Affordable Care Act repeal bill could hurt hospitals' bottom lines: Cleveland Clinic CEO

Key Points
  • Hospitals already operate on thin margins, and more uninsured patients could shrink them even more, Cosgrove said.
  • He argues the real problem is the rising cost of health care.
Cleveland Clinic's Tony Cosgrove: Senate health-care bill doesn't tackle rising costs
Cleveland Clinic's Tony Cosgrove: Senate health-care bill doesn't tackle rising costs

The Senate's Affordable Care Act replacement bill is expected to leave millions more uninsured if passed. That could plunge some hospitals into deep financial trouble, Cleveland Clinic CEO Toby Cosgrove told CNBC.

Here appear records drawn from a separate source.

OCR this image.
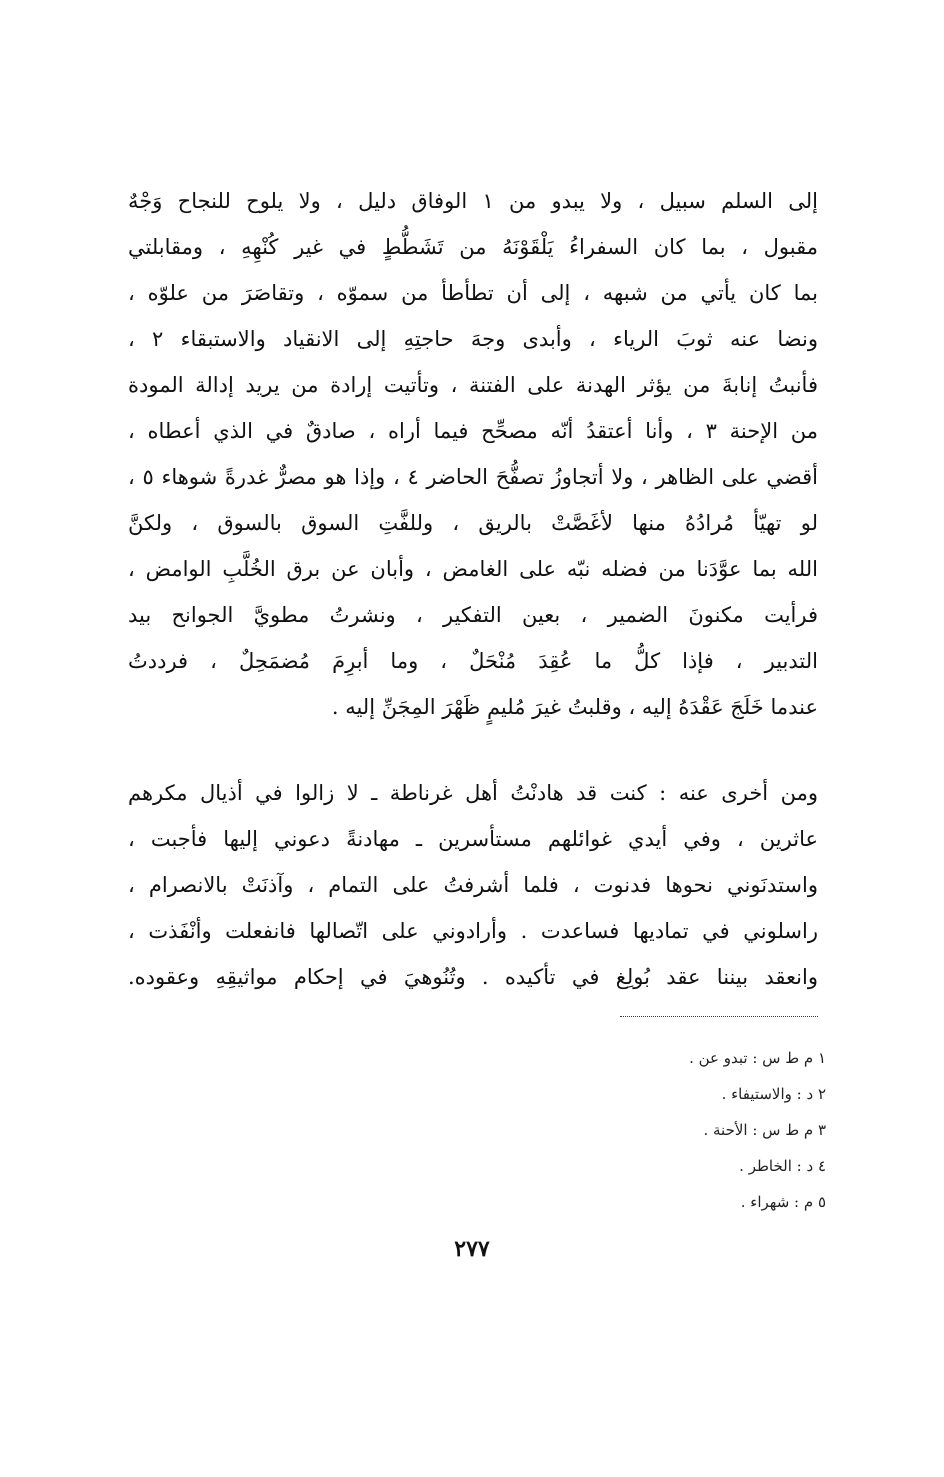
إلى السلم سبيل ، ولا يبدو من ١ الوفاق دليل ، ولا يلوح للنجاح وَجْهٌ
مقبول ، بما كان السفراءُ يَلْقَوْنَهُ من تَشَطُّطٍ في غير كُنْهِهِ ، ومقابلتي
بما كان يأتي من شبهه ، إلى أن تطأطأ من سموّه ، وتقاصَرَ من علوّه ،
ونضا عنه ثوبَ الرياء ، وأبدى وجهَ حاجتِهِ إلى الانقياد والاستبقاء ٢ ،
فأنبتُ إنابةَ من يؤثر الهدنة على الفتنة ، وتأتيت إرادة من يريد إدالة المودة
من الإحنة ٣ ، وأنا أعتقدُ أنّه مصحِّح فيما أراه ، صادقٌ في الذي أعطاه ،
أقضي على الظاهر ، ولا أتجاوزُ تصفُّحَ الحاضر ٤ ، وإذا هو مصرٌّ غدرةً شوهاء ٥ ،
لو تهيّأ مُرادُهُ منها لأغَصَّتْ بالريق ، وللفَّتِ السوق بالسوق ، ولكنَّ
الله بما عوَّدَنا من فضله نبّه على الغامض ، وأبان عن برق الخُلَّبِ الوامض ،
فرأيت مكنونَ الضمير ، بعين التفكير ، ونشرتُ مطويَّ الجوانح بيد
التدبير ، فإذا كلُّ ما عُقِدَ مُنْحَلٌ ، وما أبرِمَ مُضمَحِلٌ ، فرددتُ
عندما خَلَجَ عَقْدَهُ إليه ، وقلبتُ غيرَ مُليمٍ ظَهْرَ المِجَنِّ إليه .
ومن أخرى عنه : كنت قد هادنْتُ أهل غرناطة ـ لا زالوا في أذيال مكرهم
عاثرين ، وفي أيدي غوائلهم مستأسرين ـ مهادنةً دعوني إليها فأجبت ،
واستدنَوني نحوها فدنوت ، فلما أشرفتُ على التمام ، وآذنَتْ بالانصرام ،
راسلوني في تماديها فساعدت . وأرادوني على اتّصالها فانفعلت وأنْفَذت ،
وانعقد بيننا عقد بُولِغ في تأكيده . وتُنُوهيَ في إحكام مواثيقِهِ وعقوده.
١ م ط س : تبدو عن .
٢ د : والاستيفاء .
٣ م ط س : الأحنة .
٤ د : الخاطر .
٥ م : شهراء .
٢٧٧
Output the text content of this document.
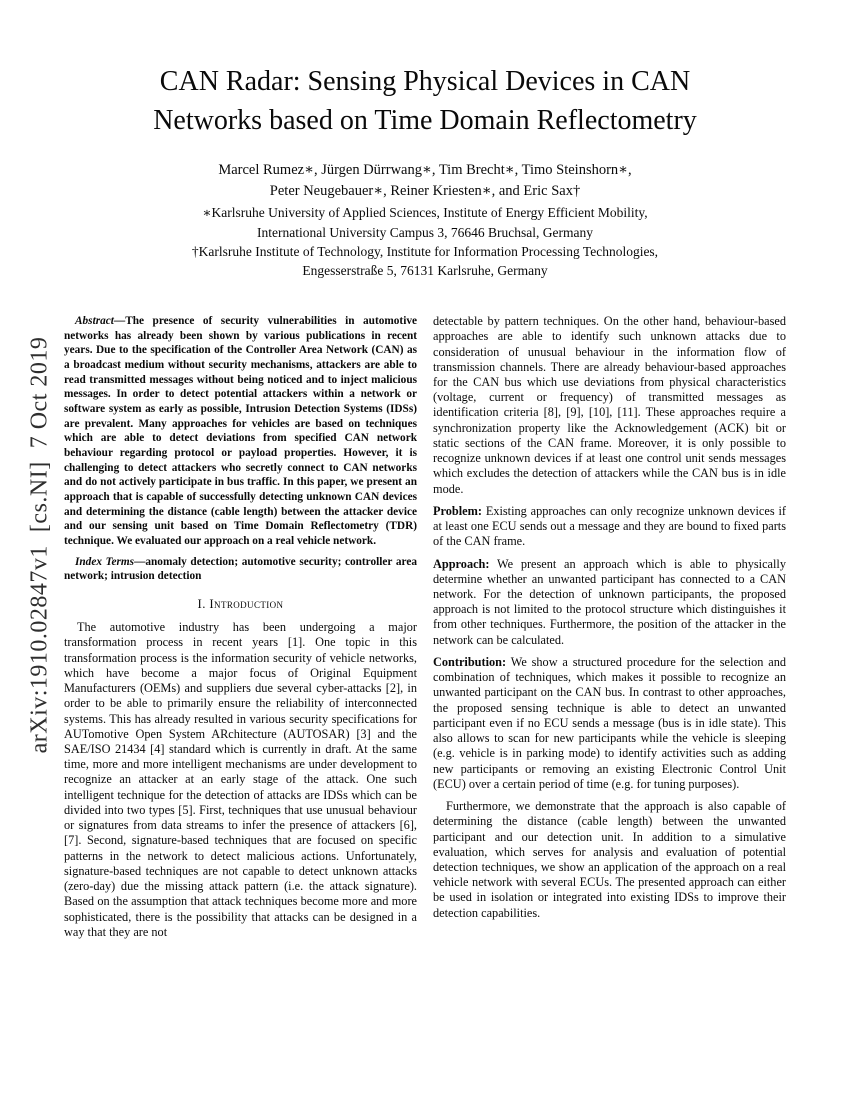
arXiv:1910.02847v1  [cs.NI]  7 Oct 2019
CAN Radar: Sensing Physical Devices in CAN
Networks based on Time Domain Reflectometry
Marcel Rumez∗, Jürgen Dürrwang∗, Tim Brecht∗, Timo Steinshorn∗,
Peter Neugebauer∗, Reiner Kriesten∗, and Eric Sax†
∗Karlsruhe University of Applied Sciences, Institute of Energy Efficient Mobility,
International University Campus 3, 76646 Bruchsal, Germany
†Karlsruhe Institute of Technology, Institute for Information Processing Technologies,
Engesserstraße 5, 76131 Karlsruhe, Germany

Abstract—The presence of security vulnerabilities in automotive networks has already been shown by various publications in recent years. Due to the specification of the Controller Area Network (CAN) as a broadcast medium without security mechanisms, attackers are able to read transmitted messages without being noticed and to inject malicious messages. In order to detect potential attackers within a network or software system as early as possible, Intrusion Detection Systems (IDSs) are prevalent. Many approaches for vehicles are based on techniques which are able to detect deviations from specified CAN network behaviour regarding protocol or payload properties. However, it is challenging to detect attackers who secretly connect to CAN networks and do not actively participate in bus traffic. In this paper, we present an approach that is capable of successfully detecting unknown CAN devices and determining the distance (cable length) between the attacker device and our sensing unit based on Time Domain Reflectometry (TDR) technique. We evaluated our approach on a real vehicle network.

Index Terms—anomaly detection; automotive security; controller area network; intrusion detection

I. Introduction

The automotive industry has been undergoing a major transformation process in recent years [1]. One topic in this transformation process is the information security of vehicle networks, which have become a major focus of Original Equipment Manufacturers (OEMs) and suppliers due several cyber-attacks [2], in order to be able to primarily ensure the reliability of interconnected systems. This has already resulted in various security specifications for AUTomotive Open System ARchitecture (AUTOSAR) [3] and the SAE/ISO 21434 [4] standard which is currently in draft. At the same time, more and more intelligent mechanisms are under development to recognize an attacker at an early stage of the attack. One such intelligent technique for the detection of attacks are IDSs which can be divided into two types [5]. First, techniques that use unusual behaviour or signatures from data streams to infer the presence of attackers [6], [7]. Second, signature-based techniques that are focused on specific patterns in the network to detect malicious actions. Unfortunately, signature-based techniques are not capable to detect unknown attacks (zero-day) due the missing attack pattern (i.e. the attack signature). Based on the assumption that attack techniques become more and more sophisticated, there is the possibility that attacks can be designed in a way that they are not

detectable by pattern techniques. On the other hand, behaviour-based approaches are able to identify such unknown attacks due to consideration of unusual behaviour in the information flow of transmission channels. There are already behaviour-based approaches for the CAN bus which use deviations from physical characteristics (voltage, current or frequency) of transmitted messages as identification criteria [8], [9], [10], [11]. These approaches require a synchronization property like the Acknowledgement (ACK) bit or static sections of the CAN frame. Moreover, it is only possible to recognize unknown devices if at least one control unit sends messages which excludes the detection of attackers while the CAN bus is in idle mode.

Problem: Existing approaches can only recognize unknown devices if at least one ECU sends out a message and they are bound to fixed parts of the CAN frame.

Approach: We present an approach which is able to physically determine whether an unwanted participant has connected to a CAN network. For the detection of unknown participants, the proposed approach is not limited to the protocol structure which distinguishes it from other techniques. Furthermore, the position of the attacker in the network can be calculated.

Contribution: We show a structured procedure for the selection and combination of techniques, which makes it possible to recognize an unwanted participant on the CAN bus. In contrast to other approaches, the proposed sensing technique is able to detect an unwanted participant even if no ECU sends a message (bus is in idle state). This also allows to scan for new participants while the vehicle is sleeping (e.g. vehicle is in parking mode) to identify activities such as adding new participants or removing an existing Electronic Control Unit (ECU) over a certain period of time (e.g. for tuning purposes).

Furthermore, we demonstrate that the approach is also capable of determining the distance (cable length) between the unwanted participant and our detection unit. In addition to a simulative evaluation, which serves for analysis and evaluation of potential detection techniques, we show an application of the approach on a real vehicle network with several ECUs. The presented approach can either be used in isolation or integrated into existing IDSs to improve their detection capabilities.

If enacted, the Senate's Better Care Reconciliation Act could leave 15 million more people uninsured next year and 22 million without health insurance by 2026 relative to the current law, according to the Congressional Budget Office. Hospitals are already running on low margins though most of their patients have health insurance, Cosgrove said, and serving people who are uninsured and may not be able to pay out of pocket would be a "burden."

"If you have more patients coming in that are not paid, you're going to have hospitals that are in very deep financial trouble," Cosgrove said Wednesday on CNBC's "Squawk Box." "And this is particularly true of rural hospitals and safety net hospitals, which are very dependent on Medicare and Medicaid for their returns."

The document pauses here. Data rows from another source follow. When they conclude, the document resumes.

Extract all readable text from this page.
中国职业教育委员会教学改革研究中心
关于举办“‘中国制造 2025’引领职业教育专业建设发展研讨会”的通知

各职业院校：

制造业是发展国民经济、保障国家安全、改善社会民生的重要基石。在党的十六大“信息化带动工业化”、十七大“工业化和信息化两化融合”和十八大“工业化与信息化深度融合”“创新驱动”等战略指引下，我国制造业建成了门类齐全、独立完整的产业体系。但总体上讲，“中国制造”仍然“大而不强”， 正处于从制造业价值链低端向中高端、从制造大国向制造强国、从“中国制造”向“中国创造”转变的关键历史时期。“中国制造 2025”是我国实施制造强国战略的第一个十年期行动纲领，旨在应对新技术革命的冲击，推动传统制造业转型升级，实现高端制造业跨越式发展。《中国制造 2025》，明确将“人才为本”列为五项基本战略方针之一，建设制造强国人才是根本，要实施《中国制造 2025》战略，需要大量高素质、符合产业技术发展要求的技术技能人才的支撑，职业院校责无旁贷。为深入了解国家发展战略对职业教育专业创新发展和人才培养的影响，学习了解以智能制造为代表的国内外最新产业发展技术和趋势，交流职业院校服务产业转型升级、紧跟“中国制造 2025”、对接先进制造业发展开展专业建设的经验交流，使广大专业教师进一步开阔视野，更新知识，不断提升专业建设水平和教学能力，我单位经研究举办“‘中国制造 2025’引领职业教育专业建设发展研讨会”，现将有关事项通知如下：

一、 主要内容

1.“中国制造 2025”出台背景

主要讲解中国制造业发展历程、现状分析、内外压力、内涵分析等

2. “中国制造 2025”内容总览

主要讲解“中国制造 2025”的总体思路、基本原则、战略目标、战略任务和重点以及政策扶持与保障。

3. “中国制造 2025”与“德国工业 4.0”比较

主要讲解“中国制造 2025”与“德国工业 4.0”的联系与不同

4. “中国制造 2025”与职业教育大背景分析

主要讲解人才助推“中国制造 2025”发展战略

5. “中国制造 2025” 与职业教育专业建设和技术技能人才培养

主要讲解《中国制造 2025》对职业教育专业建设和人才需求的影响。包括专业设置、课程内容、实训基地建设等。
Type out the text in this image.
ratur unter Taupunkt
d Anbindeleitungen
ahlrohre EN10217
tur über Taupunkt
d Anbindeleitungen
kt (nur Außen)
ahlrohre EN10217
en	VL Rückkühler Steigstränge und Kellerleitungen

Congress is headed in the wrong direction, Cosgrove said, focusing on payment reform when they should be focusing on than health-care reform. The "root cause" is the rising cost of health care.

Two price drivers Cosgrove mentioned are health epidemics, such as obesity, opioid abuse and smoking, and the rising cost of drugs. Last year, Cleveland Clinics' pharmacy costs increased 19 percent, Cosgrove said.

"I think if we came together and deal with the root cause there'd be plenty of money to go around to look after people," Cosgrove said. "But if we don't deal with it now, we're going to have the same problem going 10 years from now."

Cosgrove said he has not shared his concerns with President Donald Trump, but he said he has shared them with people in the White House.